The 2 Primary Types of Japanese Sword Sheaths

Japanese swords were typically stored and carried in a sheath. The sheath served several purposes, one of which is protection from moisture and damage. By storing their sword in a sheath, samurai warriors could prolong the life of their blade. Additionally, carrying a sword in a sheath protected the samurai warrior from accidentally self-injury. For these reasons and others, traditional Japanese swords were almost always stored and carried in a sheath.

While sheaths produced during feudal Japan featured a wide variety of sizes, shapes and styles, there are two specific types: the shirasaya and the jindachi-zukuri. Both sheath types supported traditional Japanese swords like the katana, tanto and wakizashi. However, there are some key differences distinguishing the two. So, what's the difference between the shirasaya and the jindachi-zukuri?

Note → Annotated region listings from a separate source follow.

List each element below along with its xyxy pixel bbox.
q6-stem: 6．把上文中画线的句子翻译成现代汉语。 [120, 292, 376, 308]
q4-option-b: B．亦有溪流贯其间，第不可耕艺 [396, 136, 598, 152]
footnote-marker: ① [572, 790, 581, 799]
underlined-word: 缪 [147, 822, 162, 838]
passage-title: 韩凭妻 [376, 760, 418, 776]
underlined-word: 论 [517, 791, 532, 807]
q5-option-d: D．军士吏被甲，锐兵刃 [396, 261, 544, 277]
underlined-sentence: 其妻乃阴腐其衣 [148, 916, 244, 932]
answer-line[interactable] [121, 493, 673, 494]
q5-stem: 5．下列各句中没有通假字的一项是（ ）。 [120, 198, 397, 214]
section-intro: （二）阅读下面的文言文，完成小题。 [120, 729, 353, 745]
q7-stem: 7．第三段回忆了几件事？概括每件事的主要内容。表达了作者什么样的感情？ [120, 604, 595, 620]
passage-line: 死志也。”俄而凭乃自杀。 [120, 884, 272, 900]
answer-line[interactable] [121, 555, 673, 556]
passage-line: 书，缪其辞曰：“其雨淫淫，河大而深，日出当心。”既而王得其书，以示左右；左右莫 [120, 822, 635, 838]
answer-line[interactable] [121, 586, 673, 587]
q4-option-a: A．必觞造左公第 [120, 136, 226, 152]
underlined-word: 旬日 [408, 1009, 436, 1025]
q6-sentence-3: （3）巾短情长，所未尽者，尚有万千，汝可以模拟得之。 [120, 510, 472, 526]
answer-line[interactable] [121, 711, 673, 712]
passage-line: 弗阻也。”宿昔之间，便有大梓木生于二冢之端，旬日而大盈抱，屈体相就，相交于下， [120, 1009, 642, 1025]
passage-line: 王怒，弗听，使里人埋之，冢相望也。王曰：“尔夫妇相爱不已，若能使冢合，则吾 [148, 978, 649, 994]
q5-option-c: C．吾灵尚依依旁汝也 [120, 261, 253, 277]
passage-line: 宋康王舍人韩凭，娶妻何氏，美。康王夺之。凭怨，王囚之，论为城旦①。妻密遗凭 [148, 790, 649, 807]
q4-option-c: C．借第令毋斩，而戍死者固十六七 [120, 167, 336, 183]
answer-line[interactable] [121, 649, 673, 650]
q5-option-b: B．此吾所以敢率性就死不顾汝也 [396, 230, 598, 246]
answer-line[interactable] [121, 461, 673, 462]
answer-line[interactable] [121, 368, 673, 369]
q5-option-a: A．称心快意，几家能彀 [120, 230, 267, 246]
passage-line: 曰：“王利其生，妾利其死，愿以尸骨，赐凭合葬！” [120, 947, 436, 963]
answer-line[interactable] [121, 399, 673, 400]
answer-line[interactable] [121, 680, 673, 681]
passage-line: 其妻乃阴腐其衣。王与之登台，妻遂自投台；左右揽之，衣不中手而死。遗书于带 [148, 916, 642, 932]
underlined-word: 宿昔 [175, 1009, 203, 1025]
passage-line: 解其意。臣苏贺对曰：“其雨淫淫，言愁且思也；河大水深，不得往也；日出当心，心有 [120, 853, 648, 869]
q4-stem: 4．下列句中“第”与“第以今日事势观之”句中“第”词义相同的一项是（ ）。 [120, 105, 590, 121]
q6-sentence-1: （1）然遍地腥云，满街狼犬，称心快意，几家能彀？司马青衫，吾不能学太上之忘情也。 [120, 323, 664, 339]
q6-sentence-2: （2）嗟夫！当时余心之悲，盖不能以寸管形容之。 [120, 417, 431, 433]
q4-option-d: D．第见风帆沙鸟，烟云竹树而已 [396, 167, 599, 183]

The shirasaya, meaning "white scabbard," is a traditional Japanese sword sheath that's typically used for storage. As shown in the photo above, it features an all-wood construction for maximum protection. In the past, the shirasaya was made using a variety of wood types. Today, however, it's typically made using either bamboo or nurizaya wood.

When not using or carrying their sword, samurai warriors in feudal Japan would place it in a shirasaya for safe storage.


The jindachi-zukuri, on the other hand, is a traditional Japanese sword sheath used for carrying a sword. It featured a greater emphasis on aesthetics, containing intricate designs, carvings and colors. Like its shirasaya counterpart, the jindachi-zukuri was also contructed of wood, with the most common wood variety used being nurizaya wood.

Prior to the invention of the jindachi-zukuri, samurai warriors would store and carry their swords in a leather sheath. Unfortunately, this often resulted in damage to the blade. Leather would absorb and hold moisture, transferring some of that moisture to the sword's blade while subsequently causing it to rust. With its non-lacquered wooden construction, however, the jindachi-zukuri proved more effective at protecting against rust and corrosion; thus, making it a popular sheath choice for samurai warriors during feudal Japan.

These are just two of the most common types of sheaths for traditional Japanese swords. Other types of sheaths include the kyū-guntō, shin-guntō, and kai-guntō. Keep in mind, however, that the two most dominant sheaths used during feudal Japan were the shirasaya and the jindachi-zukuri. The former was used for storage, whereas the latter was used for carrying a sword.